Moving data is very important in many of the higher end embedded applications, so the new processors have a parallel load/store pipeline starting at the 6th stage to improve the data handling performance. They support 64-bit loads and stores to and from register pairs to move data faster. They feature non-aligned load and store access that use banked close-coupled data memories and D cache, allowing them to complete data moves without extra cycle penalties. The processors also have an optional low-latency memory port for fast access to peripherals and memory. This port supports single-cycle access to all peripheral registers or memory on an SoC and reduces system latency by moving this traffic off of the multilayer AMBA bus. The processors further improve efficient data movement supporting I/O coherency with data cache snooping and a programmable address space that keeps the cache coherent with shared memory of peripherals without interfering with normal cache operations.

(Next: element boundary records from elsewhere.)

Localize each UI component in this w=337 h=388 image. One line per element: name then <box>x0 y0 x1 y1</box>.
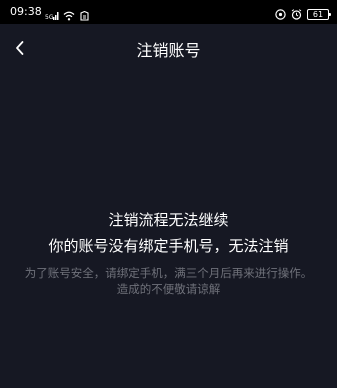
headset-icon <box>275 5 286 24</box>
screen: 09:38 5G 61 注销账号 注销流程无法继续 你的账号没有绑定手机号，无法… <box>0 0 337 388</box>
message-reason: 你的账号没有绑定手机号，无法注销 <box>48 237 289 255</box>
status-left-icons: 5G <box>45 6 90 25</box>
battery-icon: 61 <box>307 9 331 20</box>
page-title: 注销账号 <box>136 41 201 60</box>
message-description: 为了账号安全，请绑定手机，满三个月后再来进行操作。造成的不便敬请谅解 <box>24 266 313 296</box>
status-right-icons: 61 <box>275 5 331 24</box>
wifi-icon <box>63 6 75 25</box>
nav-bar: 注销账号 <box>0 24 337 78</box>
alarm-icon <box>291 5 302 24</box>
status-bar: 09:38 5G 61 <box>0 0 337 24</box>
message-headline: 注销流程无法继续 <box>108 211 229 229</box>
signal-icon: 5G <box>45 6 59 25</box>
status-time: 09:38 <box>10 5 42 18</box>
app-notification-icon <box>79 6 90 25</box>
svg-text:5G: 5G <box>45 14 54 21</box>
cancellation-blocked-message: 注销流程无法继续 你的账号没有绑定手机号，无法注销 为了账号安全，请绑定手机，满… <box>0 207 337 297</box>
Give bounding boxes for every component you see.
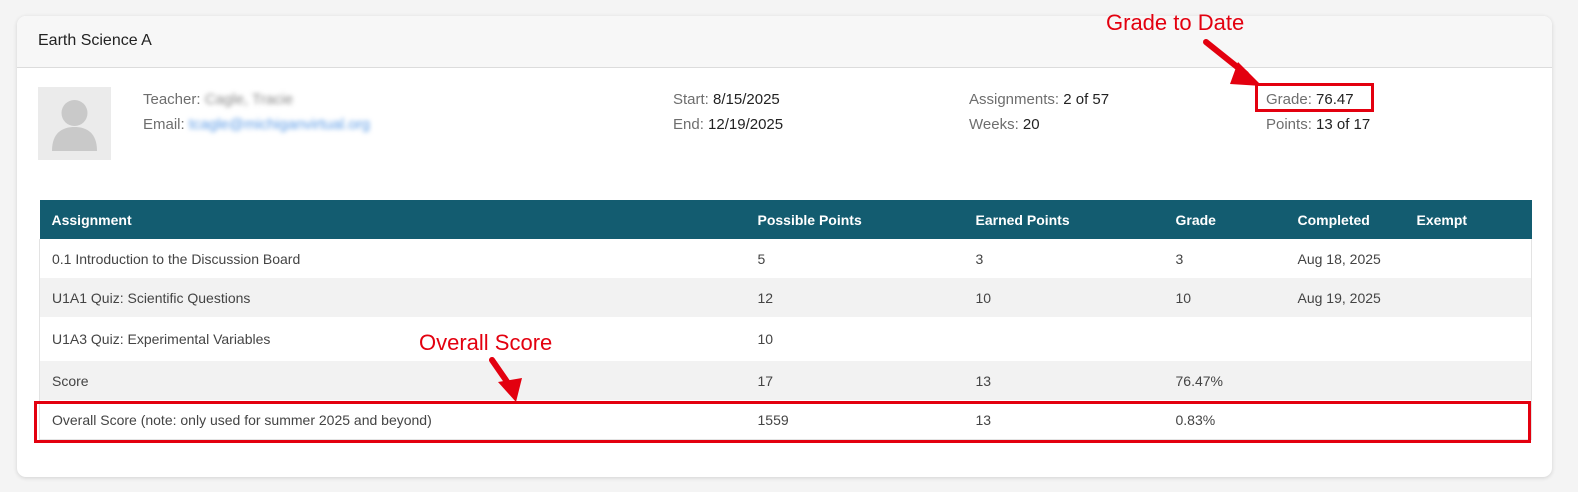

Embedded Multicore Support
For high-performance applications, the new processors are available in dual-core and quad-core versions (Figure 2). The multicore versions feature inter-core hardware that facilitates message passing, interrupt handling, semaphores and debug. The inter-core message passing uses a centralized SRAM that is shared by all cores with round-robin arbitration to manage simultaneous accesses. The inter-core interrupt capability allows each core to generate interrupts to the other cores, and each core can receive acknowledges from any other core. The inter-core semaphores are provided for synchronization across shared resources. The inter-core debugger can simultaneously or selectively halt, run or reset any combination of the cores. Designed to increase performance, the multi-core implementations have a 64-bit global real-time counter to synchronize multiple threads.
The challenges faced by embedded SoC designers are growing due to the demand for increasing performance with power budgets that are fixed or declining. This power-performance paradox requires a new generation of high-performance processors that offer high-speed and unrivaled performance efficiency. An interesting future awaits us, and much of it will be enabled by highly efficient next-generation embedded processors.